Often reviews are mistaken for publicity- and for some they are. Some reviews are about word count- is it fair to confine a two hour experience to 350-600 words? Is this the stuff of dialogue? Is this how theatre moves forward- artists develop- audiences engage? Is arts commentary destined to be confined to pithy one line grabs spilling forth a profusion of overly embellished adjectives? This is not review in the sense that this is for marketing purposes- this is more of a reflection of “Bustown.” I have been busy with all things Brand Spanking New- and so though this appears after the season of Bustown- I hope to encourage any of you who saw it to offer a “remembering” of your own. Add your comments- what do you remember- what did you love, what did you learn, what did you marvel at?

Set in outskirts/ outback Lachlan Philpott’s play exists in a place where language, nature, words and ideas collide. As we enter ATYP Studio 1, bodies are scattered- some dangling on tyre swings, some sleeping, some collapsed- a world before waking- a hum of sound- spontaenous slow motion cacophany of dream-threads which poke out beyond the sighs of the sleeping.

Bustown- a town made from the scraps of buses- re-sued recycled- reinvented- A place in which the previously assumed to be mobile is stationary. The buses are homes- they are not started- and Sylvia Steering (Stefanie Smith) holds all the keys. This is a town of inertia- and the lives that exist there revolve around the possibility of the “driver” coming – as they wait for the driver- wait to signal the driver who will emanicpate them from the town. The alert is to be sounded by Axel (Peter Jamieson)- his responsibility to keep endless watch in the hope that he sees something.

There are plenty of facinating characters- Axel’s sister Cortina (Emily Morrison) is a bright and gutsy inventor- who is curious, strong and inspired. Cressida (Laura Turner) is a feisty young woman who yearns to escape the confines of Bustown- in defiance of her mother- and longs to understand the past. Corolla (Sarah Hansen) is a bright and curious child- who has known nothing different than the confines of Bustown- and her imaginary friend Coupe (Angela Sceats) is her delicate yet silent partner in mischief. Austin (Dean Mason) and Morris (Chris McInnes) are performers who have a lovable yet highly intuitive dog Leyland (Michael Cutrupi). A sharp tongued mother Capella (Heather Campbell). A silent young boy Cedric (Dashiell Hannoush). A robust older woman who speaks more than she should about “The Otherness” called Torana (Kate Goodfellow)- A collection of “Punkbirds” complete the ensemble in the role of chorus- (Joshua Longhurst, Max Rapley, Ellen Bailey, Sarah Bishop)- each character is rich and interesting and exists beyond the mere functionality of the story.

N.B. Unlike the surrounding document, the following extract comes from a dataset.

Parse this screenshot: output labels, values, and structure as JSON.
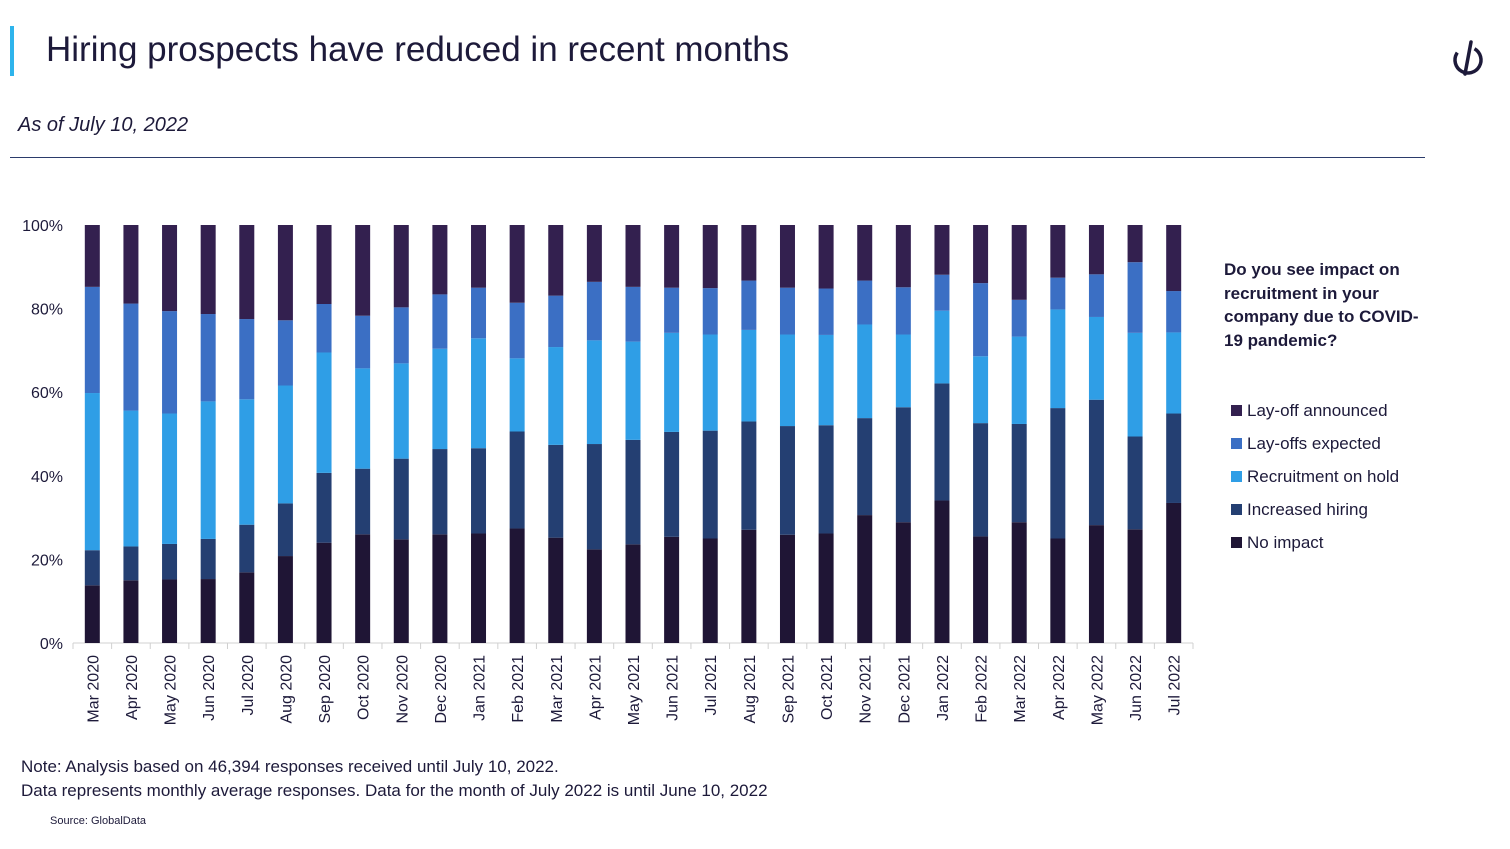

Amy Hardingham has lead an ensemble cast through Philpott’s multilayed and innovative script with a huge amount of humour, delicacy and inventivenes- which is beautifully complimented by lighting design by Alex Drummond, sound design by David Kirkpatrick and a spectacular set design by Tobhiyah Feller.

I am a fan of Youth Theatre… and I do not mean to make this distinction in a pejorative manner… in fact I think three pieces of performance which have been most exciting, innovative, fascinating and delicious have all been pieces which have been classified in the “youth theatre” category. And this is not a euphemism for dark heavy hitting theatre in education shows that urge young people away from experimenting with drugs and overcoming bullying at school- this is a category to indicate a specific dynamic. A dynamic which speaks to an audience on its own terms. Other spectacular pieces of this category of classification is Superperfect (Shopfront theatre) and Once and For All we’re Gonna Tell you Who we Are so Shut up and Listen (STC).

It must be acknowledged though- the definition of youth theatre does not exclude it from being relevent to the wider population- I have not been classified as youth for many years- and I absolutely loved the experience of watching Bustown unfold and reveal itself- its secrets, its truths, the yearning , the dreaming, the routines and the fears. And the ensemble handled Philpott’s poetic dynamic script with rigour and confidence- with a sense of ownership with a naturalism that lifts the stylisation of text and places it firmly in its own context.

For me, it was the heart of this piece which sounded loudest- the feel of yearning- of bravery of forging new ground of going above and beyond the known and the normalised- the urgency to live life and to passionately engage with that which is “the Otherness”- the call to not capitulate or accept what is but reach beyond into what could be.

Congratulations to ATYP , to the ensemble the crew, Amy Hardingham and Lachaln Philpott for going above and beyond- for being brave- because it was completely worth it.